CRA Announces 2006 Service Award Winners
CRA is pleased to announce the winners of its
2006 service awards, which will be presented at CRA's Conference at Snowbird,
Utah, on June 25, 2006.
Distinguished Service Awards will be given this
year to Mary Jane Irwin, Penn State University, and David Patterson,
University of California, Berkeley.
Mary Lou Soffa, University of Virginia,
will receive the A. Nico Habermann award for her outstanding contributions to
increasing the numbers and/or successes of underrepresented members in the
computing research community.
On the recommendation of the Distinguished
Service Award Committee, the board also approved a special award for Stuart
Zweben, Ohio State University, for his long-term involvement and efforts on
behalf of CRA's annual Taulbee Survey.
CRA
Distinguished Service Awards
Mary
Jane Irwin, Evan Pugh Professor and Co-director of the Embedded and
Mobile Computing Center (emc2) in the CSE Department at Penn State
University, has served at high levels with distinction in three of the main
computing research professional organizations. She was a long-time and
active member of the CRA board and vice-chair for four years; a member of
council and vice president of ACM; and a member of council of the IEEE
Computer Society.
Irwin played a fundamental role in founding
CRA-W, and has
continued to be active in this leading organization for more than a decade.
She has helped to set the future research agenda for the computer
architecture community by co-chairing
CRA's grand challenge conference in this area. Her record of
participation in professional publications and conference activities is
unusually rich.
David
Patterson, Professor of Computer Science at the University of
California, Berkeley, has a wide range of service activities in addition to
being a leading computing researcher. He served for four years as CRA's
board chair, during which he revitalized the membership of the board,
greatly strengthened the financial abilities of the organization so it could
better carry out work on behalf of the computing research community, and
oversaw an expansion and strengthening of the programs, in particular in
government affairs and representation of women.
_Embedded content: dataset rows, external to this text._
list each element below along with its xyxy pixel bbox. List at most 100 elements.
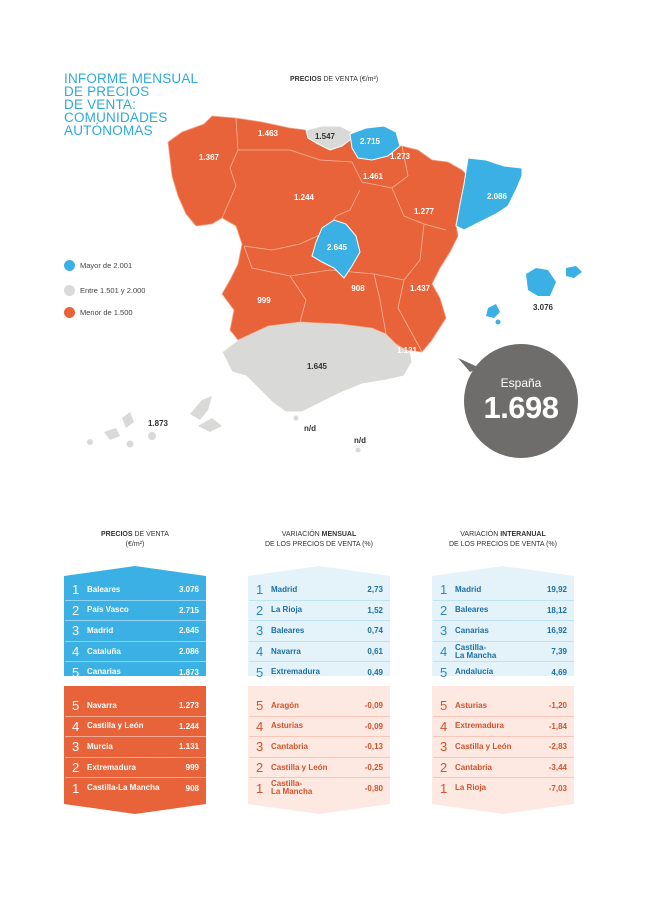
col-head-mensual: VARIACIÓN MENSUAL DE LOS PRECIOS DE VENT… xyxy=(244,530,394,550)
ranking-number: 2 xyxy=(256,760,264,776)
panel-interanual-top: 1 Madrid 19,92 2 Baleares 18,12 3 Canarias 16,92… xyxy=(433,580,574,682)
ranking-number: 4 xyxy=(440,644,448,660)
ranking-name: Madrid xyxy=(87,625,114,635)
ranking-name: Castilla-La Mancha xyxy=(87,783,160,793)
ranking-number: 2 xyxy=(256,602,264,618)
ranking-number: 1 xyxy=(72,582,80,598)
panel-mensual-bottom: 5 Aragón -0,09 4 Asturias -0,09 3 Cantabria -0,1… xyxy=(249,696,390,798)
ranking-value: 1.273 xyxy=(178,701,199,711)
ranking-value: 908 xyxy=(185,783,199,793)
ranking-value: 18,12 xyxy=(546,605,567,615)
panel-mensual-top: 1 Madrid 2,73 2 La Rioja 1,52 3 Baleares 0,74 4 Na… xyxy=(249,580,390,682)
ranking-number: 2 xyxy=(72,602,80,618)
ranking-number: 2 xyxy=(440,760,448,776)
ranking-name: Baleares xyxy=(271,625,305,635)
map-label-cataluna: 2.086 xyxy=(486,192,508,201)
legend-item-mid: Entre 1.501 y 2.000 xyxy=(64,285,145,296)
map-label-murcia: 1.131 xyxy=(396,346,418,355)
ranking-name: Navarra xyxy=(271,646,301,656)
region-madrid xyxy=(311,219,361,279)
ranking-row: 5 Asturias -1,20 xyxy=(433,696,574,717)
ranking-number: 4 xyxy=(256,644,264,660)
ranking-value: -0,09 xyxy=(364,721,383,731)
title-line: DE VENTA: xyxy=(64,97,137,112)
map-label-navarra: 1.273 xyxy=(389,152,411,161)
spain-badge-value: 1.698 xyxy=(483,390,559,425)
ranking-value: 1.873 xyxy=(178,667,199,677)
ranking-number: 3 xyxy=(440,739,448,755)
ranking-number: 5 xyxy=(72,664,80,680)
region-ceuta xyxy=(293,415,299,421)
ranking-number: 4 xyxy=(72,644,80,660)
ranking-value: 7,39 xyxy=(551,647,567,657)
col-head-text: VARIACIÓN xyxy=(460,531,501,538)
ranking-name: Cantabria xyxy=(455,762,492,772)
ranking-name: Castilla-La Mancha xyxy=(271,779,313,797)
ranking-number: 5 xyxy=(256,698,264,714)
ranking-number: 1 xyxy=(256,780,264,796)
ranking-row: 4 Navarra 0,61 xyxy=(249,642,390,663)
title-line: INFORME MENSUAL xyxy=(64,71,199,86)
ranking-number: 5 xyxy=(72,698,80,714)
col-head-precios: PRECIOS DE VENTA (€/m²) xyxy=(60,530,210,550)
ranking-value: 4,69 xyxy=(551,667,567,677)
ranking-value: -0,09 xyxy=(364,701,383,711)
ranking-value: 1,52 xyxy=(367,605,383,615)
map-label-melilla: n/d xyxy=(354,436,366,445)
ranking-name: Extremadura xyxy=(87,762,136,772)
map-label-castilla-la-mancha: 908 xyxy=(351,284,365,293)
ranking-row: 4 Castilla y León 1.244 xyxy=(65,717,206,738)
ranking-name: La Rioja xyxy=(271,605,303,615)
ranking-value: 16,92 xyxy=(546,626,567,636)
ranking-row: 3 Madrid 2.645 xyxy=(65,621,206,642)
ranking-value: 0,74 xyxy=(367,626,383,636)
ranking-value: -1,84 xyxy=(548,721,567,731)
panel-interanual-bottom: 5 Asturias -1,20 4 Extremadura -1,84 3 Castilla… xyxy=(433,696,574,798)
ranking-value: 1.131 xyxy=(178,742,199,752)
region-canarias xyxy=(87,396,222,448)
ranking-value: -2,83 xyxy=(548,742,567,752)
region-cantabria xyxy=(305,125,353,151)
map-header-bold: PRECIOS xyxy=(290,76,322,83)
col-head-bold: MENSUAL xyxy=(321,531,357,538)
ranking-value: 999 xyxy=(185,763,199,773)
ranking-name: Canarias xyxy=(87,667,121,677)
spain-map xyxy=(87,115,582,458)
title-line: COMUNIDADES xyxy=(64,110,168,125)
ranking-row: 4 Asturias -0,09 xyxy=(249,717,390,738)
region-cataluna xyxy=(455,157,523,231)
ranking-row: 5 Navarra 1.273 xyxy=(65,696,206,717)
legend-label: Mayor de 2.001 xyxy=(80,261,133,270)
ranking-number: 5 xyxy=(256,664,264,680)
title-line: AUTÓNOMAS xyxy=(64,123,153,138)
ranking-row: 1 Baleares 3.076 xyxy=(65,580,206,601)
ranking-name: Aragón xyxy=(271,700,299,710)
ranking-value: -0,13 xyxy=(364,742,383,752)
region-baleares xyxy=(486,266,582,325)
map-label-pais-vasco: 2.715 xyxy=(359,137,381,146)
ranking-row: 3 Canarias 16,92 xyxy=(433,621,574,642)
col-head-bold: INTERANUAL xyxy=(500,531,546,538)
ranking-row: 2 Extremadura 999 xyxy=(65,758,206,779)
col-head-line2: DE LOS PRECIOS DE VENTA (%) xyxy=(264,541,373,548)
ranking-number: 2 xyxy=(440,602,448,618)
ranking-number: 3 xyxy=(72,739,80,755)
ranking-number: 4 xyxy=(72,718,80,734)
ranking-name: Castilla y León xyxy=(455,741,512,751)
ranking-name: Castilla-La Mancha xyxy=(455,642,497,660)
panel-precios-top: 1 Baleares 3.076 2 País Vasco 2.715 3 Madrid 2.6… xyxy=(65,580,206,682)
map-header: PRECIOS DE VENTA (€/m²) xyxy=(290,76,378,83)
ranking-value: -0,80 xyxy=(364,783,383,793)
ranking-number: 3 xyxy=(440,623,448,639)
panel-precios-bottom: 5 Navarra 1.273 4 Castilla y León 1.244 3 Murci… xyxy=(65,696,206,798)
ranking-value: 2,73 xyxy=(367,585,383,595)
col-head-text: VARIACIÓN xyxy=(281,531,322,538)
panel-bg-precios-top xyxy=(64,566,206,676)
ranking-value: 19,92 xyxy=(546,585,567,595)
ranking-row: 1 Madrid 2,73 xyxy=(249,580,390,601)
map-label-ceuta: n/d xyxy=(304,424,316,433)
map-label-canarias: 1.873 xyxy=(147,419,169,428)
col-head-interanual: VARIACIÓN INTERANUAL DE LOS PRECIOS DE V… xyxy=(428,530,578,550)
ranking-row: 5 Andalucía 4,69 xyxy=(433,662,574,682)
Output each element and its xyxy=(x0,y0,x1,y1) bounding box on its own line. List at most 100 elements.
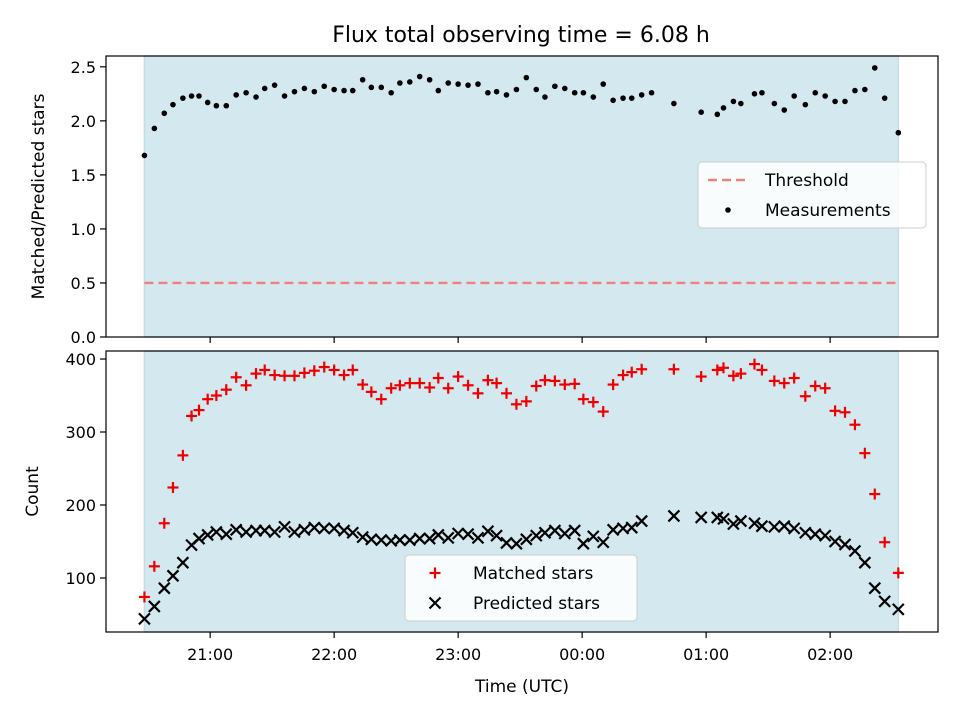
measurement-point xyxy=(802,101,809,108)
matched-star-point xyxy=(202,393,214,405)
matched-star-point xyxy=(375,393,387,405)
matched-star-point xyxy=(695,371,707,383)
matched-star-point xyxy=(250,368,262,380)
x-axis-label: Time (UTC) xyxy=(474,677,569,697)
measurement-point xyxy=(738,100,744,107)
x-tick-label: 01:00 xyxy=(683,645,729,664)
predicted-star-point xyxy=(787,522,801,535)
predicted-star-point xyxy=(635,514,648,528)
matched-star-point xyxy=(452,371,464,383)
measurement-point xyxy=(331,86,337,93)
matched-star-point xyxy=(414,377,426,389)
predicted-star-point xyxy=(432,528,445,542)
matched-star-point xyxy=(636,363,648,375)
matched-star-point xyxy=(501,387,513,399)
measurement-point xyxy=(213,102,220,109)
predicted-star-point xyxy=(210,525,223,539)
matched-star-point xyxy=(193,404,205,416)
matched-star-point xyxy=(385,382,397,394)
matched-star-point xyxy=(308,365,320,377)
predicted-star-point xyxy=(413,532,426,545)
predicted-star-point xyxy=(317,522,331,535)
matched-star-point xyxy=(347,364,359,376)
measurement-point xyxy=(161,110,168,117)
measurement-point xyxy=(341,87,347,94)
predicted-star-point xyxy=(138,612,151,626)
matched-star-point xyxy=(756,364,768,376)
matched-star-point xyxy=(357,379,369,391)
star-count-points xyxy=(138,358,905,626)
matched-star-point xyxy=(617,369,629,381)
y-tick-label: 300 xyxy=(65,423,96,442)
predicted-star-point xyxy=(451,527,465,540)
matched-star-point xyxy=(626,366,638,378)
y-tick-label: 2.0 xyxy=(71,112,96,131)
measurement-point xyxy=(406,79,413,85)
measurement-point xyxy=(368,84,375,91)
matched-star-point xyxy=(148,560,160,572)
measurement-point xyxy=(321,83,328,90)
measurement-point xyxy=(261,85,268,92)
predicted-star-point xyxy=(868,581,882,595)
predicted-star-point xyxy=(288,525,301,539)
predicted-star-point xyxy=(625,521,639,534)
measurement-point xyxy=(812,89,819,96)
measurement-point xyxy=(170,101,176,108)
legend-label-matched: Matched stars xyxy=(473,564,593,584)
measurement-point xyxy=(301,85,308,92)
matched-star-point xyxy=(442,382,454,394)
predicted-star-point xyxy=(529,529,543,542)
predicted-star-point xyxy=(878,595,891,608)
x-tick-label: 21:00 xyxy=(187,645,233,664)
y-tick-label: 1.5 xyxy=(71,166,96,185)
measurement-point xyxy=(895,129,902,136)
y-axis-ticks: 0.0 0.5 1.0 1.5 2.0 2.5 xyxy=(71,58,106,347)
predicted-star-point xyxy=(403,533,417,547)
measurement-point xyxy=(852,87,858,94)
matched-star-point xyxy=(799,390,811,402)
measurement-point xyxy=(493,88,500,95)
ratio-panel: 0.0 0.5 1.0 1.5 2.0 2.5 Matched/Predicted sta… xyxy=(29,55,939,347)
predicted-star-point xyxy=(239,525,253,539)
predicted-star-point xyxy=(558,527,572,540)
measurement-point xyxy=(781,107,788,113)
measurement-point xyxy=(791,93,797,99)
measurement-point xyxy=(580,89,587,96)
y-axis-label: Matched/Predicted stars xyxy=(29,93,49,299)
measurement-point xyxy=(638,92,645,98)
predicted-star-point xyxy=(229,523,243,537)
predicted-star-point xyxy=(667,509,681,523)
count-panel: 100 200 300 400 21:00 22:00 23:00 00:00 01:00 02… xyxy=(23,350,939,697)
measurement-point xyxy=(388,89,394,96)
legend-label-measurements: Measurements xyxy=(765,201,891,221)
measurement-point xyxy=(311,88,318,95)
predicted-star-point xyxy=(755,519,769,533)
predicted-star-point xyxy=(500,536,513,550)
matched-star-point xyxy=(424,381,436,393)
matched-star-point xyxy=(849,419,861,431)
measurement-point xyxy=(513,86,520,93)
matched-star-point xyxy=(510,398,522,410)
matched-star-point xyxy=(186,410,198,422)
measurement-point xyxy=(590,94,597,100)
legend: Threshold Measurements xyxy=(697,161,927,229)
matched-star-point xyxy=(717,362,729,374)
matched-star-point xyxy=(259,364,271,376)
predicted-star-point xyxy=(481,525,495,538)
matched-star-point xyxy=(158,517,170,529)
matched-star-point xyxy=(138,591,150,603)
measurement-point xyxy=(533,86,540,93)
predicted-star-point xyxy=(471,531,485,545)
predicted-star-point xyxy=(734,514,748,528)
matched-star-point xyxy=(892,567,904,579)
matched-star-point xyxy=(788,372,800,384)
matched-star-point xyxy=(839,406,851,418)
predicted-star-point xyxy=(818,529,832,542)
predicted-star-point xyxy=(308,521,321,534)
predicted-star-point xyxy=(727,517,740,531)
measurement-point xyxy=(359,76,366,83)
predicted-star-point xyxy=(219,527,233,541)
predicted-star-point xyxy=(748,516,761,530)
plot-frame xyxy=(105,350,939,633)
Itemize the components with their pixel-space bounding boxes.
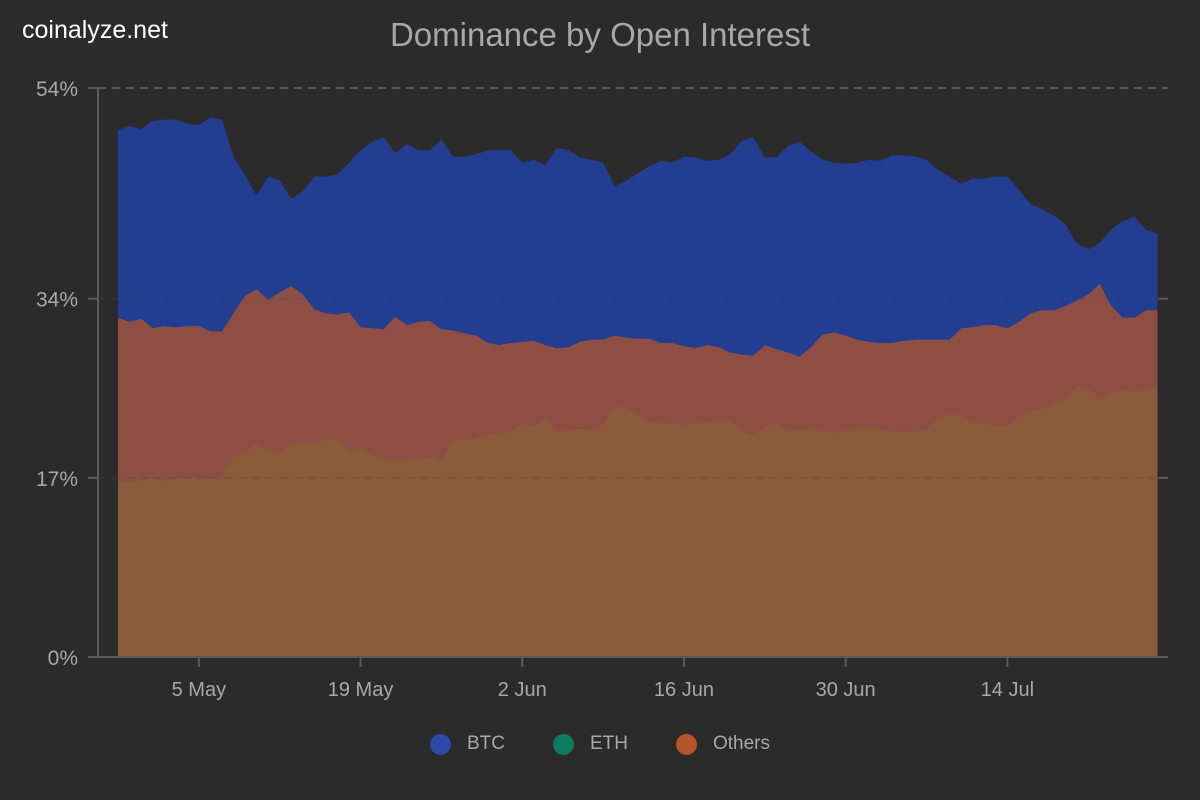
legend-label-eth: ETH	[589, 733, 628, 754]
y-tick-label: 17%	[36, 468, 78, 491]
y-tick-label: 0%	[48, 647, 78, 670]
x-tick-label: 2 Jun	[498, 679, 547, 701]
legend-label-btc: BTC	[466, 733, 505, 754]
legend-dot-others-icon	[675, 733, 697, 755]
y-tick-label: 54%	[36, 78, 78, 101]
x-tick-label: 30 Jun	[816, 679, 876, 701]
legend-item-others[interactable]: Others	[675, 733, 771, 755]
x-tick-label: 19 May	[328, 679, 394, 701]
y-tick-label: 34%	[36, 289, 78, 312]
legend: BTC ETH Others	[0, 733, 1200, 755]
legend-dot-btc-icon	[429, 733, 451, 755]
x-tick-label: 16 Jun	[654, 679, 714, 701]
legend-item-eth[interactable]: ETH	[552, 733, 628, 755]
brand-logo-text: coinalyze.net	[22, 16, 168, 44]
legend-label-others: Others	[712, 733, 771, 754]
x-tick-label: 5 May	[172, 679, 226, 701]
chart-title: Dominance by Open Interest	[389, 16, 811, 53]
x-tick-label: 14 Jul	[981, 679, 1034, 701]
legend-item-btc[interactable]: BTC	[429, 733, 505, 755]
area-eth	[118, 386, 1158, 657]
legend-dot-eth-icon	[552, 733, 574, 755]
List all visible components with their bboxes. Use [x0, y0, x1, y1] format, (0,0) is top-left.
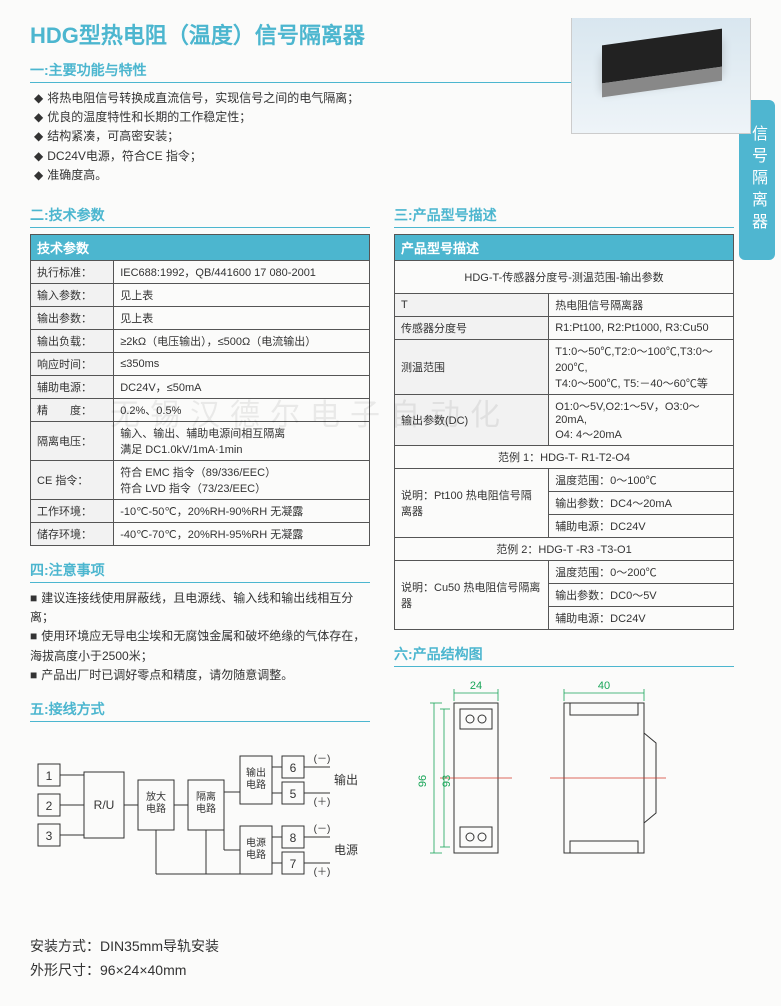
sec4-title: 四:注意事项 [30, 560, 370, 583]
spec-label: CE 指令： [31, 460, 114, 499]
example-val: 温度范围：0～100℃ [549, 468, 734, 491]
sec3-title: 三:产品型号描述 [394, 205, 734, 228]
svg-text:93: 93 [441, 775, 453, 787]
model-label: 测温范围 [395, 339, 549, 394]
svg-text:放大电路: 放大电路 [146, 790, 166, 815]
spec-label: 响应时间： [31, 352, 114, 375]
svg-text:1: 1 [46, 769, 53, 783]
model-label: 输出参数(DC) [395, 394, 549, 445]
spec-label: 输出参数： [31, 306, 114, 329]
example-desc: 说明：Pt100 热电阻信号隔离器 [395, 468, 549, 537]
model-value: R1:Pt100, R2:Pt1000, R3:Cu50 [549, 316, 734, 339]
example-val: 输出参数：DC4～20mA [549, 491, 734, 514]
svg-text:2: 2 [46, 799, 53, 813]
spec-label: 执行标准： [31, 260, 114, 283]
example-val: 输出参数：DC0～5V [549, 583, 734, 606]
svg-text:6: 6 [290, 761, 297, 775]
model-value: T1:0～50℃,T2:0～100℃,T3:0～200℃, T4:0～500℃,… [549, 339, 734, 394]
spec-value: -10℃-50℃，20%RH-90%RH 无凝露 [114, 499, 370, 522]
model-value: O1:0～5V,O2:1～5V，O3:0～20mA, O4: 4～20mA [549, 394, 734, 445]
structure-diagram: 24 40 96 93 [394, 673, 734, 873]
spec-value: ≥2kΩ（电压输出），≤500Ω（电流输出） [114, 329, 370, 352]
svg-text:7: 7 [290, 857, 297, 871]
example-val: 辅助电源：DC24V [549, 606, 734, 629]
model-table: 产品型号描述 HDG-T-传感器分度号-测温范围-输出参数 T热电阻信号隔离器 … [394, 234, 734, 630]
product-photo [571, 18, 751, 134]
sec5-title: 五:接线方式 [30, 699, 370, 722]
feature-item: DC24V电源，符合CE 指令； [34, 147, 751, 166]
spec-label: 储存环境： [31, 522, 114, 545]
svg-text:96: 96 [417, 775, 429, 787]
model-label: T [395, 293, 549, 316]
wiring-diagram: 1 2 3 R/U 放大电路 隔离电路 输出电路 电源电路 6 5 8 7 (－… [30, 734, 370, 924]
svg-text:电源: 电源 [334, 843, 358, 857]
spec-label: 输入参数： [31, 283, 114, 306]
spec-value: 输入、输出、辅助电源间相互隔离 满足 DC1.0kV/1mA·1min [114, 421, 370, 460]
svg-text:输出: 输出 [334, 772, 358, 787]
spec-value: 见上表 [114, 306, 370, 329]
svg-text:隔离电路: 隔离电路 [196, 790, 216, 815]
svg-text:输出电路: 输出电路 [246, 766, 266, 791]
spec-value: 见上表 [114, 283, 370, 306]
svg-text:8: 8 [290, 831, 297, 845]
note-item: 使用环境应无导电尘埃和无腐蚀金属和破坏绝缘的气体存在，海拔高度小于2500米； [30, 627, 370, 665]
svg-text:24: 24 [470, 680, 482, 692]
install-size: 外形尺寸：96×24×40mm [30, 959, 370, 983]
svg-text:40: 40 [598, 680, 610, 692]
example1-title: 范例 1：HDG-T- R1-T2-O4 [395, 445, 734, 468]
spec-value: IEC688:1992，QB/441600 17 080-2001 [114, 260, 370, 283]
spec-value: ≤350ms [114, 352, 370, 375]
spec-table: 技术参数 执行标准：IEC688:1992，QB/441600 17 080-2… [30, 234, 370, 546]
svg-text:(＋): (＋) [314, 797, 331, 808]
note-item: 建议连接线使用屏蔽线，且电源线、输入线和输出线相互分离； [30, 589, 370, 627]
spec-value: -40℃-70℃，20%RH-95%RH 无凝露 [114, 522, 370, 545]
feature-item: 准确度高。 [34, 166, 751, 185]
svg-text:(－): (－) [314, 824, 331, 835]
spec-value: DC24V，≤50mA [114, 375, 370, 398]
svg-text:3: 3 [46, 829, 53, 843]
spec-value: 0.2%、0.5% [114, 398, 370, 421]
sec2-title: 二:技术参数 [30, 205, 370, 228]
model-value: 热电阻信号隔离器 [549, 293, 734, 316]
model-header: 产品型号描述 [395, 234, 734, 260]
svg-text:(－): (－) [314, 754, 331, 765]
example-desc: 说明：Cu50 热电阻信号隔离器 [395, 560, 549, 629]
sec6-title: 六:产品结构图 [394, 644, 734, 667]
spec-label: 辅助电源： [31, 375, 114, 398]
spec-value: 符合 EMC 指令（89/336/EEC） 符合 LVD 指令（73/23/EE… [114, 460, 370, 499]
note-item: 产品出厂时已调好零点和精度，请勿随意调整。 [30, 666, 370, 685]
example2-title: 范例 2：HDG-T -R3 -T3-O1 [395, 537, 734, 560]
spec-label: 精 度： [31, 398, 114, 421]
model-pattern: HDG-T-传感器分度号-测温范围-输出参数 [395, 260, 734, 293]
svg-text:5: 5 [290, 787, 297, 801]
svg-text:(＋): (＋) [314, 867, 331, 878]
spec-label: 隔离电压： [31, 421, 114, 460]
spec-header: 技术参数 [31, 234, 370, 260]
spec-label: 输出负载： [31, 329, 114, 352]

As current president of ACM, Patterson has
used his standing to speak out forcefully and effectively for improving the
innovation climate in the United States through his efforts to return DARPA
to a more basic research agenda, increasing federal funding for computing
research and development, making the United States a more welcoming place to
foreign students and researchers, and encouraging American students to
pursue a computing research career.
CRA A. Nico
Habermann Award
Mary
Lou Soffa, the Owen R. Cheatham Professor and Chair of Computer Science
at the University of Virginia, was the founder of CRA-W's Affiliate
Distributed Mentoring Program and co-founder (with Jan Cuny) of the
CRA-W
Graduate Student Cohort and the
Cohort for
Associate Professors. The Graduate Student Cohort program is now
bringing 200 women together annually for a two-day workshop. Soffa has
consistently been responsible for finding funding for these programs,
recently obtaining significant funding from industrial sources, even as the
programs have grown. She is also extremely active in individual mentoring.
She has graduated 21 PhD students and 54 MS students, and more than half of
these are women. Eight are tenured or tenure-track faculty members.
Soffa is active in minority enrollment
issues as well. As Dean of Arts and Sciences at University of Pittsburgh she
doubled the enrollment of minority students. Since 1992 she has been an
active advisor to Florida A&M, a historically black university, where she
substantially helped both the university administration and their ABET
accreditation. In 1999, Soffa won the Presidential Award for Excellence in
Science, Mathematics, and Engineering Mentoring.
Special Award
On
the recommendation of the Distinguished Service Award Committee, the CRA
board approved a special award for Stuart Zweben to recognize his
outstanding service to the computing research community, with particular
attention drawn to the CRA Taulbee
Survey. Over many years, this survey has been exceptionally helpful both
as a policy-making tool and in improving the conditions of employment of
academic computing researchers, thus helping with recruitment and retention
in our community.
Zweben is Professor and Associate Dean for
Academic Affairs and Administration at Ohio State University's College of
Engineering. He served as one of ACM's representatives on the CRA board of
directors from 1997-2004, and continues to take a leadership role in the
Taulbee Survey. In addition, Professor Zweben has a strong record of
involvement in undergraduate education, particularly with ABET, the
organization that accredits college and university programs in applied
science, computing, engineering, and technology.